On any voyage there is always a danger of culture shock, time travel being no different from any other passage amongst foreign peoples in this regard. It requires a great deal of commitment to fully comprehend a foreign culture. For the uninitiated the differences seem overwhelming. Accumulating enough knowledge of context to even begin to understand it all is a tremendous undertaking. Many people are daunted by the idea of pledging themselves to such a large task and they are unwilling to travel alone —but they will make the journey, with all its rewards and adventures, if they may do so in the company of a kind guide who can explain what they are experiencing. If reading a primary source from a different era is like journeying alone to a foreign land, then reading well-written historical fiction is like travelling under the guidance of a knowledgeable companion.
The best guides in travel are the ones who show a culture as it really is, not just as they suppose their guests will want to see it. A tour guide in Europe who only showed her American visitors small communities of American expatriates would be deficient at her task: an author who only uses historical settings as a way to make thinly-veiled social commentary on current topics is an equal failure. However, denying that connections and parallels exist is likewise detrimental to understanding. It would be ridiculous for a guide to race ahead of her visitors covering up foreign products or hiding immigrants in closets so she could give travellers a "real" view of her homeland. Connections and shared ideas do exist between times just as they exist between places; a skilled guide will bring her visitors into situations where they can witness these parallels and draw their own conclusions.
The most skillful guides help at interpretation, but at the same time manage to be unobtrusive. A tour guide who carries around an encyclopedia and stops at every streetcorner to read out long, verbatim passages would rightfully be considered a bore. Similarly, I find it very tiresome when an author continually halts their narrative to expound on non sequiturs which do not build their characters or move their story forwards. On a related topic, perpetually calling attention to things which would be mundane for a story's characters insults the readers' intelligence. For example, it is not necessary to call every lamp an oil lamp when writing about a time when electric lights were the rare exception. For inhabitants of the time in question, an oil lamp was just a lamp, and readers understand this. Insistently specifying oil lamp every time one of them is mentioned is a bit like a Spanish tour guide pointing at every pedestrian on a street in Madrid and telling visitors, "He's a Spaniard! So's he! And she's Spanish, too!…" Most of us are smart enough to work out such obvious things on our own.
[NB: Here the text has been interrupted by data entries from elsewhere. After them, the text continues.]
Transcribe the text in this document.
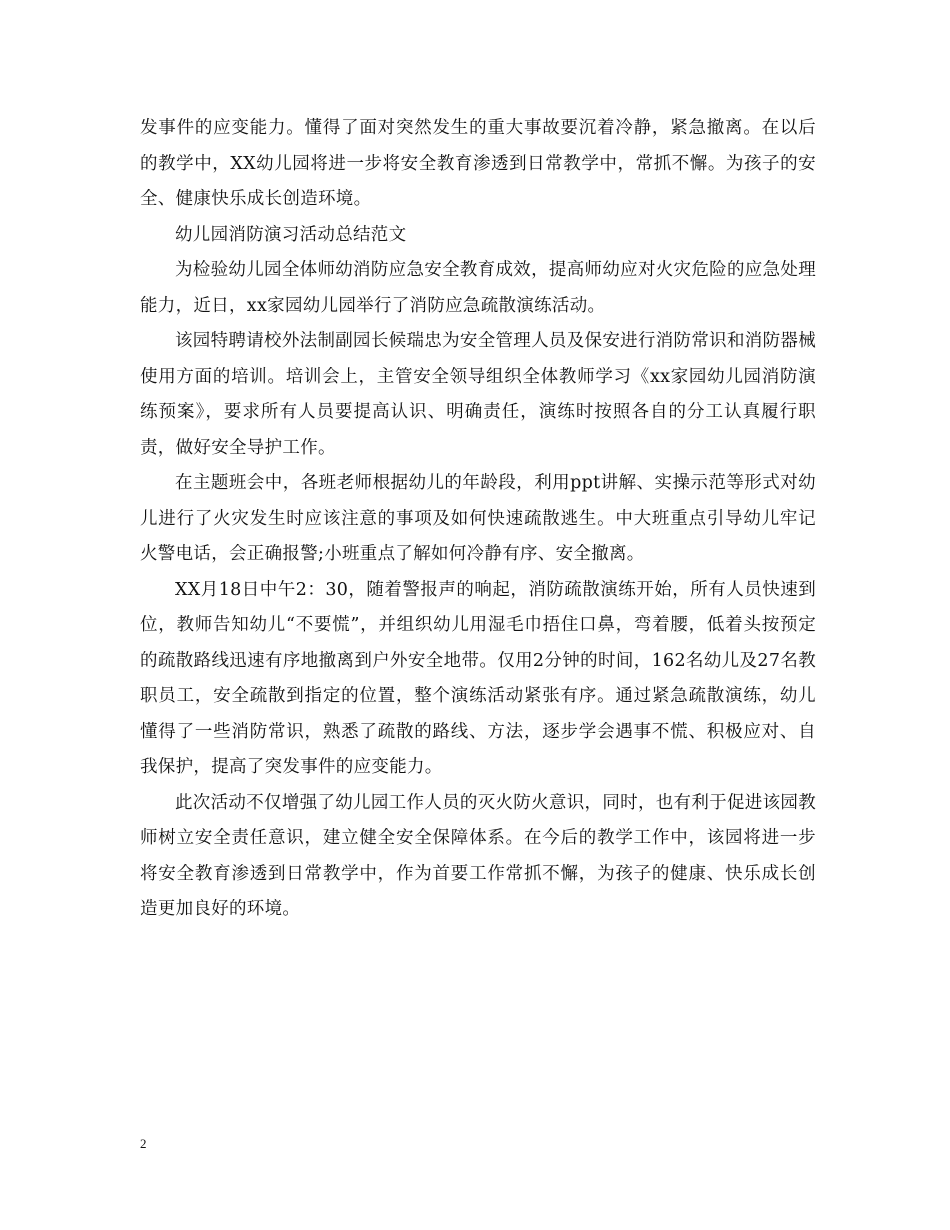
发事件的应变能力。懂得了面对突然发生的重大事故要沉着冷静，紧急撤离。在以后的教学中，XX幼儿园将进一步将安全教育渗透到日常教学中，常抓不懈。为孩子的安全、健康快乐成长创造环境。

幼儿园消防演习活动总结范文

为检验幼儿园全体师幼消防应急安全教育成效，提高师幼应对火灾危险的应急处理能力，近日，xx家园幼儿园举行了消防应急疏散演练活动。

该园特聘请校外法制副园长候瑞忠为安全管理人员及保安进行消防常识和消防器械使用方面的培训。培训会上，主管安全领导组织全体教师学习《xx家园幼儿园消防演练预案》，要求所有人员要提高认识、明确责任，演练时按照各自的分工认真履行职责，做好安全导护工作。

在主题班会中，各班老师根据幼儿的年龄段，利用ppt讲解、实操示范等形式对幼儿进行了火灾发生时应该注意的事项及如何快速疏散逃生。中大班重点引导幼儿牢记火警电话，会正确报警;小班重点了解如何冷静有序、安全撤离。

XX月18日中午2：30，随着警报声的响起，消防疏散演练开始，所有人员快速到位，教师告知幼儿“不要慌”，并组织幼儿用湿毛巾捂住口鼻，弯着腰，低着头按预定的疏散路线迅速有序地撤离到户外安全地带。仅用2分钟的时间，162名幼儿及27名教职员工，安全疏散到指定的位置，整个演练活动紧张有序。通过紧急疏散演练，幼儿懂得了一些消防常识，熟悉了疏散的路线、方法，逐步学会遇事不慌、积极应对、自我保护，提高了突发事件的应变能力。

此次活动不仅增强了幼儿园工作人员的灭火防火意识，同时，也有利于促进该园教师树立安全责任意识，建立健全安全保障体系。在今后的教学工作中，该园将进一步将安全教育渗透到日常教学中，作为首要工作常抓不懈，为孩子的健康、快乐成长创造更加良好的环境。

2
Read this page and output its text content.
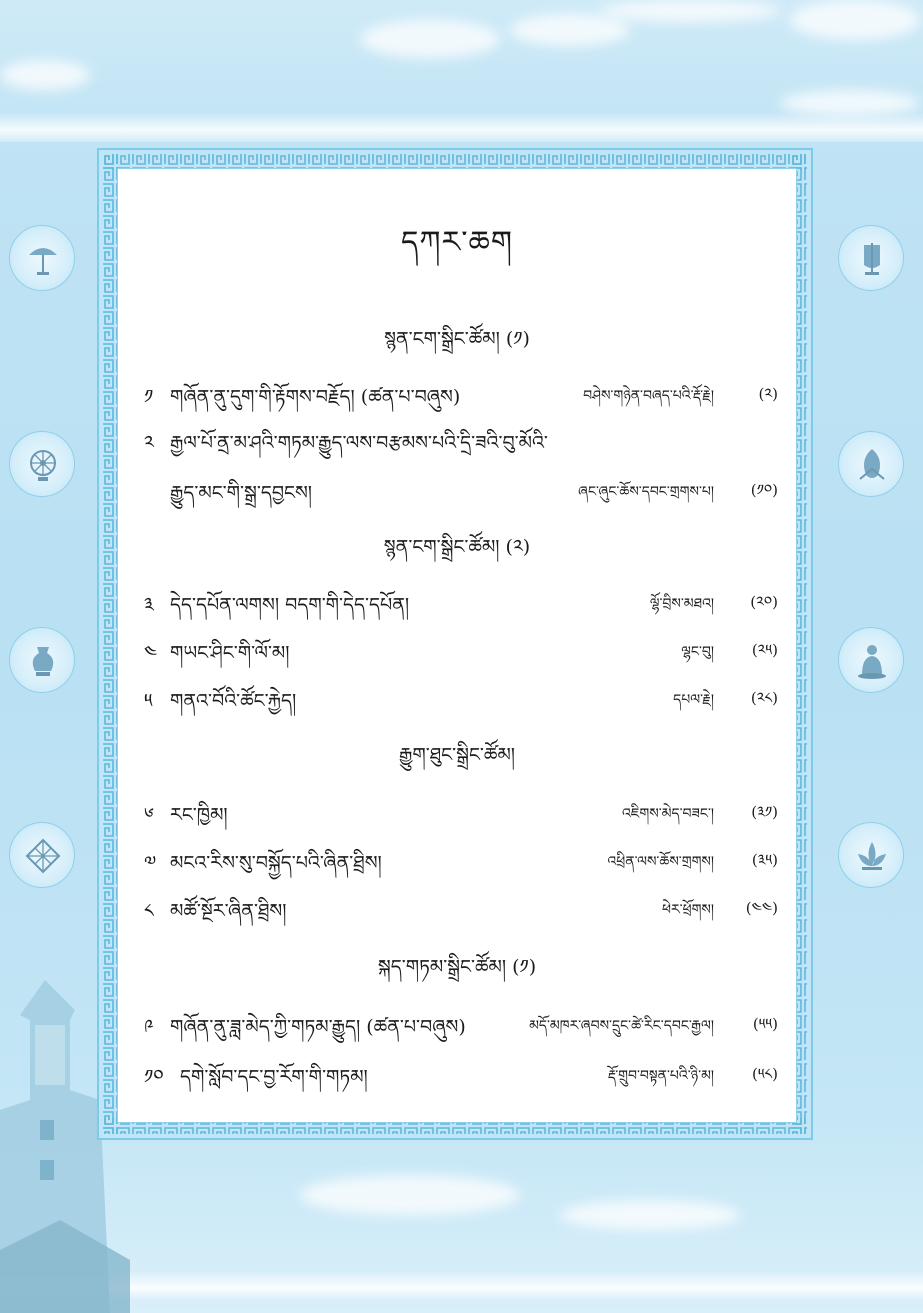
དཀར་ཆག
སྙན་ངག་སྒྲིང་ཚོམ། (༡)
༡ གཞོན་ནུ་དུག་གི་རྟོགས་བརྗོད། (ཚན་པ་བཞུས)	བཤེས་གཉེན་བཞད་པའི་རྡོ་རྗེ།	(༢)
༢ རྒྱལ་པོ་ནྲ་མ་ཤའི་གཏམ་རྒྱུད་ལས་བརྩམས་པའི་དྲི་ཟའི་བུ་མོའི་
རྒྱུད་མང་གི་སྒྲ་དབྱངས།	ཞང་ཞུང་ཆོས་དབང་གྲགས་པ། (༡༠)
སྙན་ངག་སྒྲིང་ཚོམ། (༢)
༣ དེད་དཔོན་ལགས། བདག་གི་དེད་དཔོན།	ལྷོ་བྲིས་མཐའ། (༢༠)
༤ གཡང་ཤིང་གི་ལོ་མ།	ལྷང་བུ།	(༢༥)
༥ གནའ་བོའི་ཚོང་རྐྱེད།	དཔལ་རྗེ། (༢༨)
རྒྱུག་ཐུང་སྒྲིང་ཚོམ།
༦ རང་ཁྱིམ།	འཇིགས་མེད་བཟང་། (༣༡)
༧ མངའ་རིས་སུ་བསྐྱོད་པའི་ཞིན་ཐྲིས།	འཕྲིན་ལས་ཆོས་གྲགས།	(༣༥)
༨ མཚོ་སྔོར་ཞིན་ཐྲིས།	ཕེར་ཕྲོགས། (༤༤)
སྐད་གཏམ་སྒྲིང་ཚོམ། (༡)
༩ གཞོན་ནུ་ཟླ་མེད་ཀྱི་གཏམ་རྒྱུད། (ཚན་པ་བཞུས)	མདོ་མཁར་ཞབས་དྲུང་ཚེ་རིང་དབང་རྒྱལ།	(༥༥)
༡༠ དགེ་སློབ་དང་བྱ་རོག་གི་གཏམ།	རྡོ་གྲུབ་བསྟན་པའི་ཉི་མ།	(༥༨)
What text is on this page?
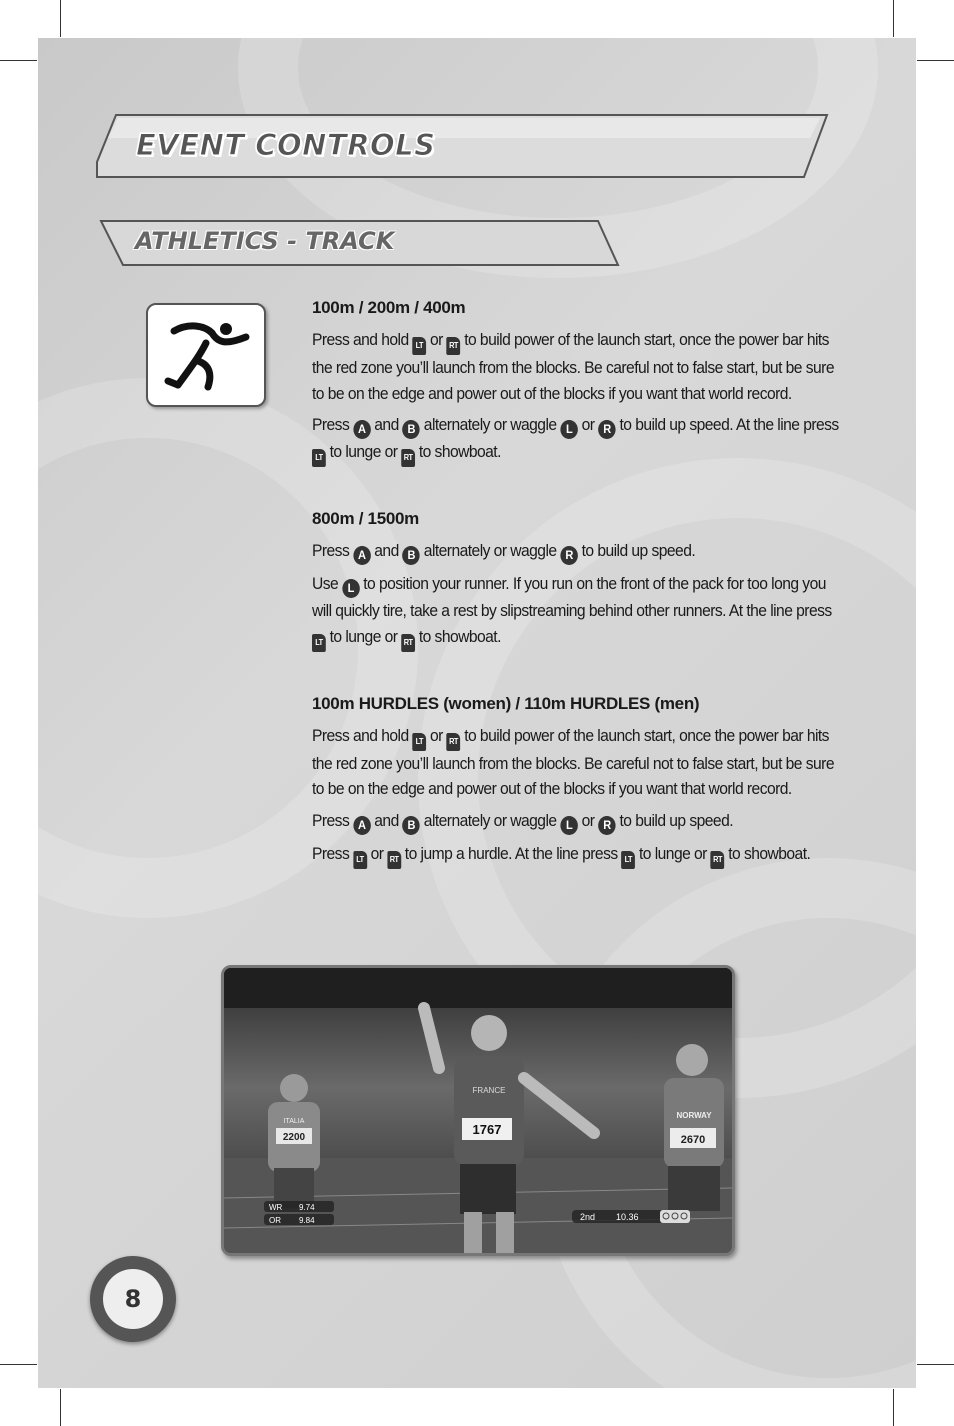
EVENT CONTROLS
ATHLETICS - TRACK
100m / 200m / 400m
Press and hold LT or RT to build power of the launch start, once the power bar hits the red zone you’ll launch from the blocks. Be careful not to false start, but be sure to be on the edge and power out of the blocks if you want that world record.
Press A and B alternately or waggle L or R to build up speed. At the line press LT to lunge or RT to showboat.
800m / 1500m
Press A and B alternately or waggle R to build up speed.
Use L to position your runner. If you run on the front of the pack for too long you will quickly tire, take a rest by slipstreaming behind other runners. At the line press LT to lunge or RT to showboat.
100m HURDLES (women) / 110m HURDLES (men)
Press and hold LT or RT to build power of the launch start, once the power bar hits the red zone you’ll launch from the blocks. Be careful not to false start, but be sure to be on the edge and power out of the blocks if you want that world record.
Press A and B alternately or waggle L or R to build up speed.
Press LT or RT to jump a hurdle. At the line press LT to lunge or RT to showboat.
2200
ITALIA
1767
FRANCE
2670
NORWAY
WR 9.74
OR 9.84	2nd 10.36
8
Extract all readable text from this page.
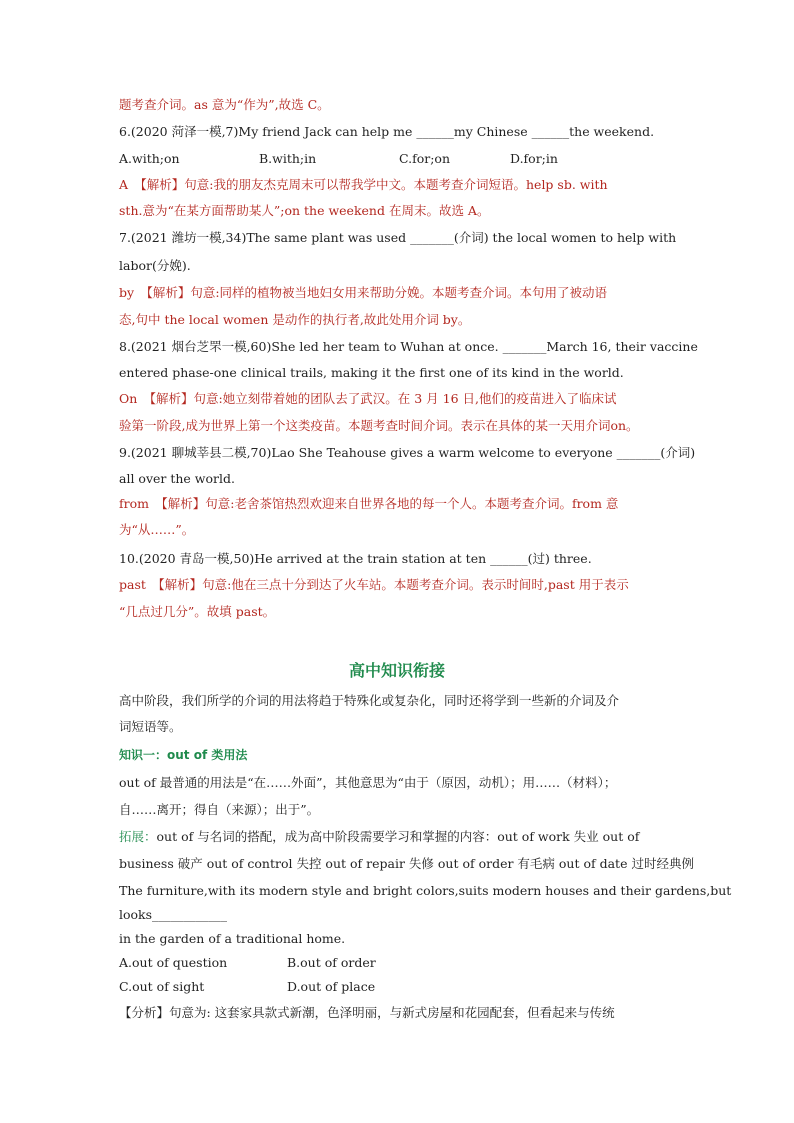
题考查介词。as 意为“作为”,故选 C。
6.(2020 菏泽一模,7)My friend Jack can help me ______my Chinese ______the weekend.
A.with;on	B.with;in	C.for;on	D.for;in
A　【解析】句意:我的朋友杰克周末可以帮我学中文。本题考查介词短语。help sb. with
sth.意为“在某方面帮助某人”;on the weekend 在周末。故选 A。
7.(2021 潍坊一模,34)The same plant was used _______(介词) the local women to help with
labor(分娩).
by　【解析】句意:同样的植物被当地妇女用来帮助分娩。本题考查介词。本句用了被动语
态,句中 the local women 是动作的执行者,故此处用介词 by。
8.(2021 烟台芝罘一模,60)She led her team to Wuhan at once. _______March 16, their vaccine
entered phase-one clinical trails, making it the first one of its kind in the world.
On　【解析】句意:她立刻带着她的团队去了武汉。在 3 月 16 日,他们的疫苗进入了临床试
验第一阶段,成为世界上第一个这类疫苗。本题考查时间介词。表示在具体的某一天用介词on。
9.(2021 聊城莘县二模,70)Lao She Teahouse gives a warm welcome to everyone _______(介词)
all over the world.
from　【解析】句意:老舍茶馆热烈欢迎来自世界各地的每一个人。本题考查介词。from 意
为“从……”。
10.(2020 青岛一模,50)He arrived at the train station at ten ______(过) three.
past　【解析】句意:他在三点十分到达了火车站。本题考查介词。表示时间时,past 用于表示
“几点过几分”。故填 past。
高中知识衔接
高中阶段，我们所学的介词的用法将趋于特殊化或复杂化，同时还将学到一些新的介词及介
词短语等。
知识一：out of 类用法
out of 最普通的用法是“在……外面”，其他意思为“由于（原因，动机）；用……（材料）；
自……离开；得自（来源）；出于”。
拓展：out of 与名词的搭配，成为高中阶段需要学习和掌握的内容：out of work 失业 out of
business 破产 out of control 失控 out of repair 失修 out of order 有毛病 out of date 过时经典例
The furniture,with its modern style and bright colors,suits modern houses and their gardens,but
looks____________
in the garden of a traditional home.
A.out of question	B.out of order
C.out of sight	D.out of place
【分析】句意为: 这套家具款式新潮，色泽明丽，与新式房屋和花园配套，但看起来与传统
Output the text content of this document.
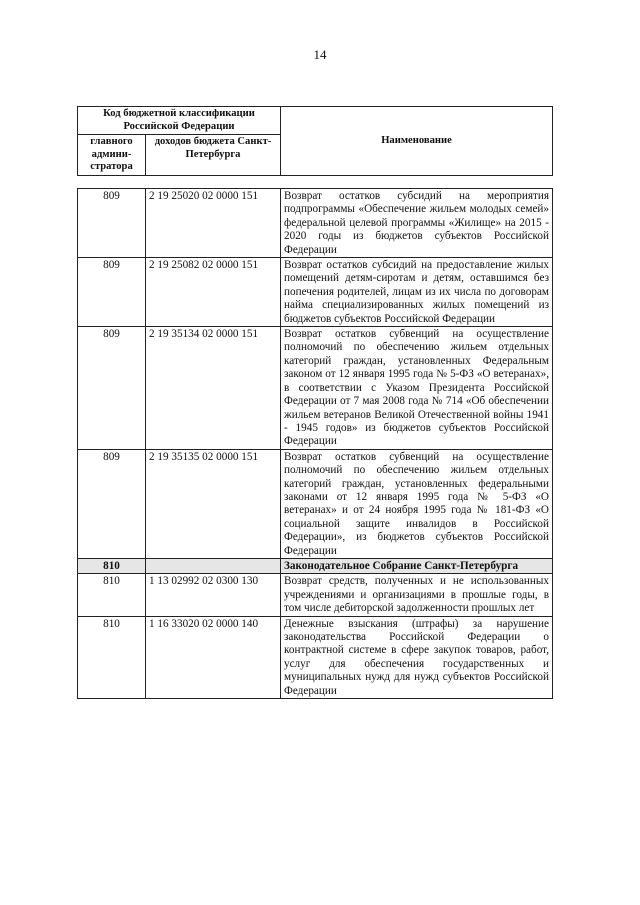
14
Код бюджетной классификации Российской Федерации		Наименование
главного админи-стратора	доходов бюджета Санкт-Петербурга	
809	2 19 25020 02 0000 151	Возврат остатков субсидий на мероприятия подпрограммы «Обеспечение жильем молодых семей» федеральной целевой программы «Жилище» на 2015 - 2020 годы из бюджетов субъектов Российской Федерации
809	2 19 25082 02 0000 151	Возврат остатков субсидий на предоставление жилых помещений детям-сиротам и детям, оставшимся без попечения родителей, лицам из их числа по договорам найма специализированных жилых помещений из бюджетов субъектов Российской Федерации
809	2 19 35134 02 0000 151	Возврат остатков субвенций на осуществление полномочий по обеспечению жильем отдельных категорий граждан, установленных Федеральным законом от 12 января 1995 года № 5-ФЗ «О ветеранах», в соответствии с Указом Президента Российской Федерации от 7 мая 2008 года № 714 «Об обеспечении жильем ветеранов Великой Отечественной войны 1941 - 1945 годов» из бюджетов субъектов Российской Федерации
809	2 19 35135 02 0000 151	Возврат остатков субвенций на осуществление полномочий по обеспечению жильем отдельных категорий граждан, установленных федеральными законами от 12 января 1995 года № 5-ФЗ «О ветеранах» и от 24 ноября 1995 года № 181-ФЗ «О социальной защите инвалидов в Российской Федерации», из бюджетов субъектов Российской Федерации
810		Законодательное Собрание Санкт-Петербурга
810	1 13 02992 02 0300 130	Возврат средств, полученных и не использованных учреждениями и организациями в прошлые годы, в том числе дебиторской задолженности прошлых лет
810	1 16 33020 02 0000 140	Денежные взыскания (штрафы) за нарушение законодательства Российской Федерации о контрактной системе в сфере закупок товаров, работ, услуг для обеспечения государственных и муниципальных нужд для нужд субъектов Российской Федерации
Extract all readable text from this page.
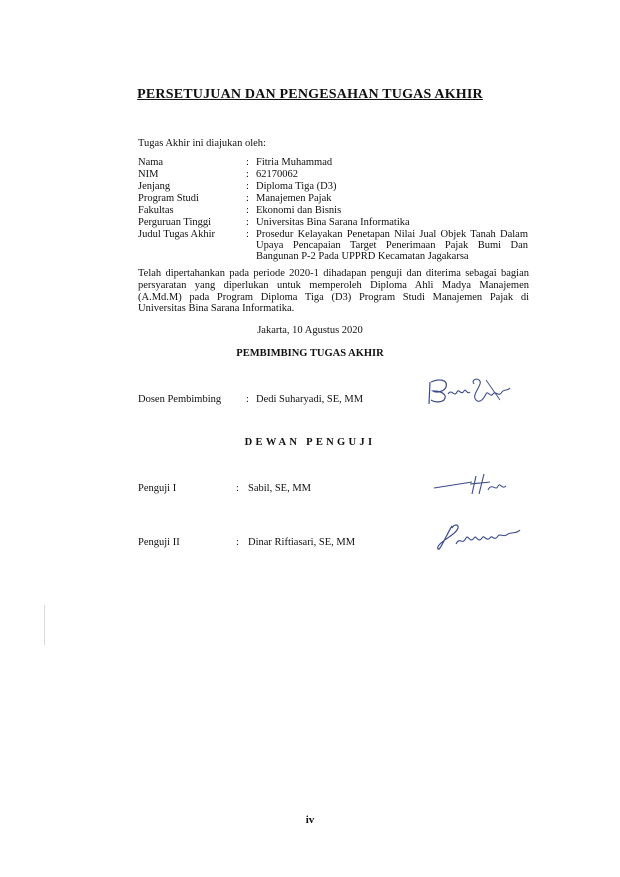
PERSETUJUAN DAN PENGESAHAN TUGAS AKHIR
Tugas Akhir ini diajukan oleh:
Nama	: Fitria Muhammad
NIM	: 62170062
Jenjang	: Diploma Tiga (D3)
Program Studi	: Manajemen Pajak
Fakultas	: Ekonomi dan Bisnis
Perguruan Tinggi	: Universitas Bina Sarana Informatika
Judul Tugas Akhir	: Prosedur Kelayakan Penetapan Nilai Jual Objek Tanah Dalam Upaya Pencapaian Target Penerimaan Pajak Bumi Dan Bangunan P-2 Pada UPPRD Kecamatan Jagakarsa
Telah dipertahankan pada periode 2020-1 dihadapan penguji dan diterima sebagai bagian persyaratan yang diperlukan untuk memperoleh Diploma Ahli Madya Manajemen (A.Md.M) pada Program Diploma Tiga (D3) Program Studi Manajemen Pajak di Universitas Bina Sarana Informatika.
Jakarta, 10 Agustus 2020
PEMBIMBING TUGAS AKHIR
Dosen Pembimbing : Dedi Suharyadi, SE, MM
DEWAN PENGUJI
Penguji I	: Sabil, SE, MM
Penguji II	: Dinar Riftiasari, SE, MM
iv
More complicated elements of cultures (past and present) do require interpretation to be comprehensible to visitors, and serving that function is one of the tasks of an author. There is a skill to weaving explanation with narrative. Readers of historical fiction come to the genre because they want to learn something about the past, but at the same time, they want a story —if they didn't, they might as well go for that encyclopedia. It is the job of a writer to satisfy both of these desires. I started my historical fiction series with the tale of the first bicycle in Chetzemoka because I knew that a high-wheel bicycle would be a foreign object to many readers. Since it was also a new piece of technology to the residents of the town I'd created, there was a legitimate reason for explaining its details in the context of the story.
If a fact is interesting and pertinent enough to be included but would detract from the story rather than adding to it, then its proper place is in the book's appendix. One of the most memorable tours I've ever taken was of Edinburgh back when I was in college, and was led by a grizzled Scotsman who worked for the hostel where I spent a few days. About halfway through the tour the feud between the Campbells and the MacDonalds came up as a subject; our guide had very strong opinions about that feud, but he told us it was a story for the highlands, not for Edinburgh. It wouldn't be part of the tour but anyone who wanted to hear it should join him in a pub after he'd finished showing us the city and he'd tell us the tale over his pint of Guinness. A book's appendix is a bit like that old pub visit after my tour of Edinburgh: something fascinating and not to be missed, which relates to the story but is still not quite of the story, and is best enjoyed in its own separate space.
At the end of every trip comes the return home: fond friends embrace the traveler while begging to hear of the voyage, souvenirs are displayed with pride, and the explorer dreams of returning again to those fascinating foreign lands. There comes a point in the reading of any volume when there are no more pages to turn and it is time to put the book away—for a while. But we've brought back souvenirs from the past in the forms of memories, and the stories we tell our friends of beloved books are just as vibrant as those from physical travel. We will return again to those far off times where the pages bring us, and if we're lucky our friends will buy their own tickets and join us on the journey.